Journey to Justice

Syrian George by Martin Spafford

The true story of St. George: child soldier, migrant, prisoner of conscience, murdered for his beliefs

When I realised the JtoJ presence at Speakers’ Corner was on St George’s Day, I thought I’d find out a bit more about his story: not the dragon-slaying myth but what’s known of the real person. It  appears he was born in the late third century to Greek Christian parents. His father was from Cappadocia in modern Turkey and his mother was from the region that includes today’s Syria, Israel and Palestine. On the death of his father he left Syria and joined the Roman army as a teenager, rising to become one of emperor Diocletian’s personal guards.

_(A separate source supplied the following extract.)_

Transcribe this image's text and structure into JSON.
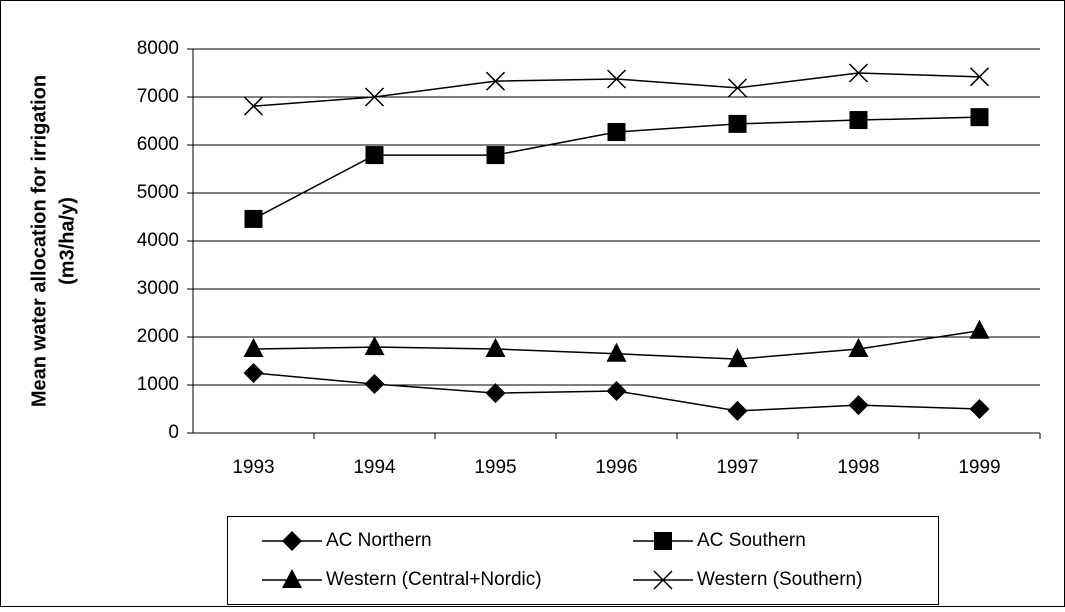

All changed for George in the year 303 when Diocletian purged his army of Christians, who were arrested and ordered to offer sacrifices to the Roman gods on pain of death. George refused to renounce his faith and so was brutally tortured and beheaded in public in the city of Nicomedia in what is now Turkey.

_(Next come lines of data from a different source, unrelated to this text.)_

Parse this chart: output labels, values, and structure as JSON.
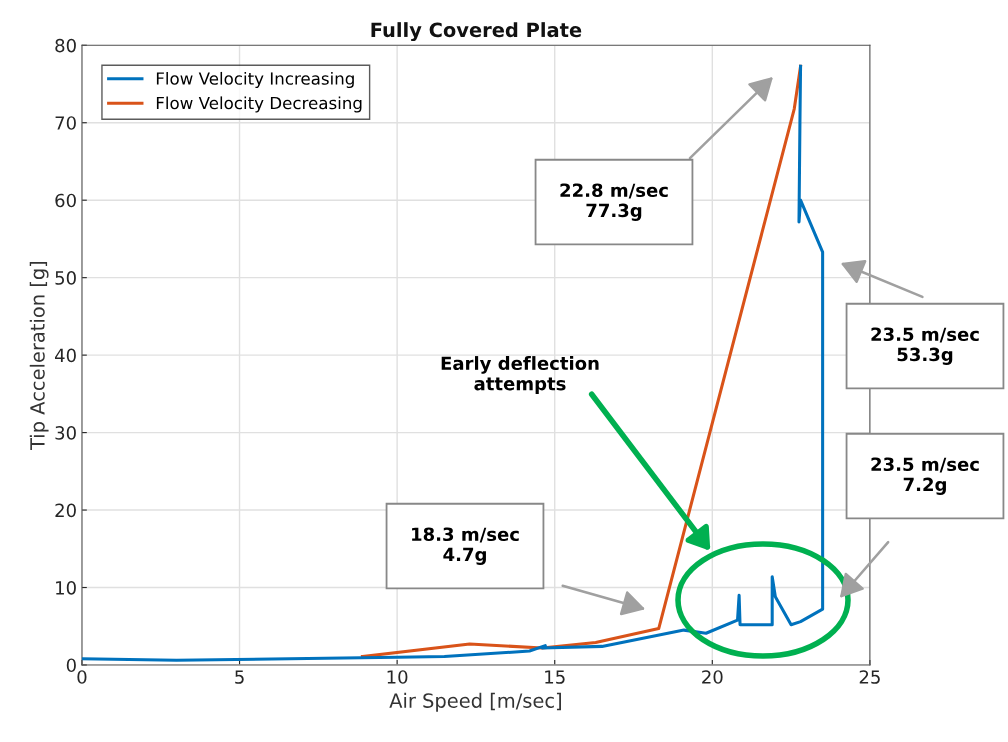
{
  "chart_data": {
    "type": "line",
    "title": "Fully Covered Plate",
    "xlabel": "Air Speed [m/sec]",
    "ylabel": "Tip Acceleration [g]",
    "xlim": [
      0,
      25
    ],
    "ylim": [
      0,
      80
    ],
    "xticks": [
      0,
      5,
      10,
      15,
      20,
      25
    ],
    "yticks": [
      0,
      10,
      20,
      30,
      40,
      50,
      60,
      70,
      80
    ],
    "grid": true,
    "legend": "top left",
    "series": [
      {
        "name": "Flow Velocity Increasing",
        "color": "#0072bd",
        "x": [
          0,
          3,
          10,
          11.5,
          14.2,
          14.7,
          14.6,
          16.5,
          19.1,
          19.8,
          20.8,
          20.85,
          20.88,
          21.9,
          21.9,
          22.0,
          22.5,
          22.8,
          23.5,
          23.5,
          22.8,
          22.75,
          22.78,
          22.8
        ],
        "values": [
          0.8,
          0.6,
          1.0,
          1.1,
          1.8,
          2.5,
          2.2,
          2.4,
          4.5,
          4.1,
          5.8,
          9.0,
          5.2,
          5.2,
          11.4,
          8.8,
          5.2,
          5.6,
          7.2,
          53.3,
          60.0,
          57.2,
          70.0,
          77.3
        ]
      },
      {
        "name": "Flow Velocity Decreasing",
        "color": "#d95319",
        "x": [
          8.9,
          12.3,
          14.6,
          16.3,
          18.3,
          22.6,
          22.8
        ],
        "values": [
          1.1,
          2.7,
          2.2,
          2.9,
          4.7,
          71.8,
          77.3
        ]
      }
    ],
    "annotations": [
      "22.8 m/sec\n77.3g",
      "23.5 m/sec\n53.3g",
      "23.5 m/sec\n7.2g",
      "18.3 m/sec\n4.7g",
      "Early deflection\nattempts"
    ]
  }
}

So we have a child soldier, a migrant, a prisoner of conscience and the victim of an egotistical, tyrannical, imperial ruler who carries out the ethnic cleansing of a faith community. Tortured and murdered for his beliefs in the very part of the world where such events are now taking place, it seems to me that George the real human being speaks to us today in a way the dragon slayer never can.

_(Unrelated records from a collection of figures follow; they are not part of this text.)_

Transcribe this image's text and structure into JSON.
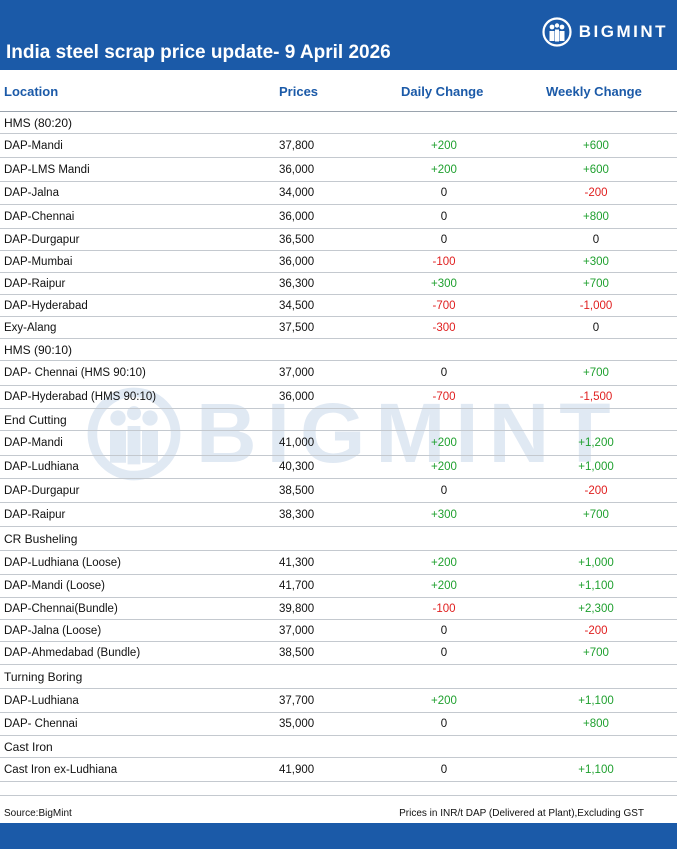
{
  "header": {
    "title": "India steel scrap price update- 9 April 2026",
    "brand": "BIGMINT"
  },
  "columns": {
    "location": "Location",
    "prices": "Prices",
    "daily": "Daily Change",
    "weekly": "Weekly Change"
  },
  "colors": {
    "primary": "#1b5aa8",
    "positive": "#1fa02f",
    "negative": "#e02020"
  },
  "rows": [
    {
      "type": "section",
      "label": "HMS (80:20)"
    },
    {
      "type": "data",
      "location": "DAP-Mandi",
      "price": "37,800",
      "daily": "+200",
      "weekly": "+600"
    },
    {
      "type": "data",
      "location": "DAP-LMS Mandi",
      "price": "36,000",
      "daily": "+200",
      "weekly": "+600"
    },
    {
      "type": "data",
      "location": "DAP-Jalna",
      "price": "34,000",
      "daily": "0",
      "weekly": "-200"
    },
    {
      "type": "data",
      "location": "DAP-Chennai",
      "price": "36,000",
      "daily": "0",
      "weekly": "+800"
    },
    {
      "type": "data",
      "location": "DAP-Durgapur",
      "price": "36,500",
      "daily": "0",
      "weekly": "0"
    },
    {
      "type": "data",
      "location": "DAP-Mumbai",
      "price": "36,000",
      "daily": "-100",
      "weekly": "+300"
    },
    {
      "type": "data",
      "location": "DAP-Raipur",
      "price": "36,300",
      "daily": "+300",
      "weekly": "+700"
    },
    {
      "type": "data",
      "location": "DAP-Hyderabad",
      "price": "34,500",
      "daily": "-700",
      "weekly": "-1,000"
    },
    {
      "type": "data",
      "location": "Exy-Alang",
      "price": "37,500",
      "daily": "-300",
      "weekly": "0"
    },
    {
      "type": "section",
      "label": "HMS (90:10)"
    },
    {
      "type": "data",
      "location": "DAP- Chennai  (HMS 90:10)",
      "price": "37,000",
      "daily": "0",
      "weekly": "+700"
    },
    {
      "type": "data",
      "location": "DAP-Hyderabad (HMS 90:10)",
      "price": "36,000",
      "daily": "-700",
      "weekly": "-1,500"
    },
    {
      "type": "section",
      "label": "End Cutting"
    },
    {
      "type": "data",
      "location": "DAP-Mandi",
      "price": "41,000",
      "daily": "+200",
      "weekly": "+1,200"
    },
    {
      "type": "data",
      "location": "DAP-Ludhiana",
      "price": "40,300",
      "daily": "+200",
      "weekly": "+1,000"
    },
    {
      "type": "data",
      "location": "DAP-Durgapur",
      "price": "38,500",
      "daily": "0",
      "weekly": "-200"
    },
    {
      "type": "data",
      "location": "DAP-Raipur",
      "price": "38,300",
      "daily": "+300",
      "weekly": "+700"
    },
    {
      "type": "section",
      "label": "CR Busheling"
    },
    {
      "type": "data",
      "location": "DAP-Ludhiana (Loose)",
      "price": "41,300",
      "daily": "+200",
      "weekly": "+1,000"
    },
    {
      "type": "data",
      "location": "DAP-Mandi (Loose)",
      "price": "41,700",
      "daily": "+200",
      "weekly": "+1,100"
    },
    {
      "type": "data",
      "location": "DAP-Chennai(Bundle)",
      "price": "39,800",
      "daily": "-100",
      "weekly": "+2,300"
    },
    {
      "type": "data",
      "location": "DAP-Jalna (Loose)",
      "price": "37,000",
      "daily": "0",
      "weekly": "-200"
    },
    {
      "type": "data",
      "location": "DAP-Ahmedabad (Bundle)",
      "price": "38,500",
      "daily": "0",
      "weekly": "+700"
    },
    {
      "type": "section",
      "label": "Turning Boring"
    },
    {
      "type": "data",
      "location": "DAP-Ludhiana",
      "price": "37,700",
      "daily": "+200",
      "weekly": "+1,100"
    },
    {
      "type": "data",
      "location": "DAP- Chennai",
      "price": "35,000",
      "daily": "0",
      "weekly": "+800"
    },
    {
      "type": "section",
      "label": "Cast Iron"
    },
    {
      "type": "data",
      "location": "Cast Iron ex-Ludhiana",
      "price": "41,900",
      "daily": "0",
      "weekly": "+1,100"
    }
  ],
  "footer": {
    "source": "Source:BigMint",
    "note": "Prices in INR/t DAP (Delivered at Plant),Excluding GST"
  }
}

Perhaps it’s time for us to reclaim the man from the myth. If we peel away how he has been used by Crusaders, empire builders and warmongers, maybe we can embrace this young man who, though sucked into the belly of the imperial beast, refused to surrender his identity at the cost of his life. Our own world is full of Georges and this George – migrant, colonised, resistant, brave – is closer to who we are.

So, on the principle that at JtoJ we know how stories of ‘ordinary’ people in the past who have stood up for justice can inspire us, George’s was the story I told in Hyde Park. And I’ll think of him every year when the day comes round, at last with fondness.